$x^5+x^2+1$ is irreducible in $\mathbb{Z}[x]$

Question

Show that $h(x) = x^5 + x^2 +1$ is irreducible in $\mathbb{Z}[x]$.

I have tried applying Eisenstein's criterion to $h(x+1)$ but this didn't work How would I go about showing it is irreducible?

Answer 1

Reduce the polynomial modulo $2$, check that it has no root in $\mathbb Z/2\mathbb Z$, and then, if it is reducible must have a factor of degree two. The only irreducible polynomial of degree two over $\mathbb Z/2\mathbb Z$ is $x^2+x+1$ (why?), and then see that this does not divide $x^5+x^2+1$. So $x^5+x^2+1$ is irreducible over $\mathbb Z/2\mathbb Z$ hence over $\mathbb Z$.

Answer 2

Hint.
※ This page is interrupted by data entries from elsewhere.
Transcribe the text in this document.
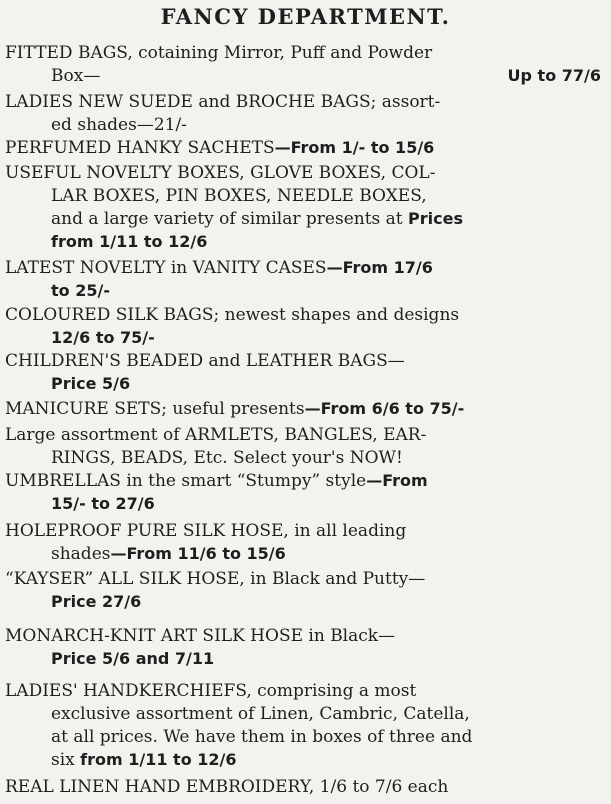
FANCY DEPARTMENT.
FITTED BAGS, cotaining Mirror, Puff and Powder
Box—	Up to 77/6
LADIES NEW SUEDE and BROCHE BAGS; assort-
ed shades—21/-
PERFUMED HANKY SACHETS—From 1/- to 15/6
USEFUL NOVELTY BOXES, GLOVE BOXES, COL-
LAR BOXES, PIN BOXES, NEEDLE BOXES,
and a large variety of similar presents at Prices
from 1/11 to 12/6
LATEST NOVELTY in VANITY CASES—From 17/6
to 25/-
COLOURED SILK BAGS; newest shapes and designs
12/6 to 75/-
CHILDREN'S BEADED and LEATHER BAGS—
Price 5/6
MANICURE SETS; useful presents—From 6/6 to 75/-
Large assortment of ARMLETS, BANGLES, EAR-
RINGS, BEADS, Etc. Select your's NOW!
UMBRELLAS in the smart “Stumpy” style—From
15/- to 27/6
HOLEPROOF PURE SILK HOSE, in all leading
shades—From 11/6 to 15/6
“KAYSER” ALL SILK HOSE, in Black and Putty—
Price 27/6
MONARCH-KNIT ART SILK HOSE in Black—
Price 5/6 and 7/11
LADIES' HANDKERCHIEFS, comprising a most
exclusive assortment of Linen, Cambric, Catella,
at all prices. We have them in boxes of three and
six from 1/11 to 12/6
REAL LINEN HAND EMBROIDERY, 1/6 to 7/6 each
Alternatively one could try the following: write $$x^5+x^2+1=(x^2+ax+b)(x^3+cx^2+dx+e)$$ with $a,...,e\in\mathbb Z$. Then equal the coefficients from both sides starting from $be=1$ which gives $b=e=\pm1$, and so on. In the end you will get that such a factorization is not possible.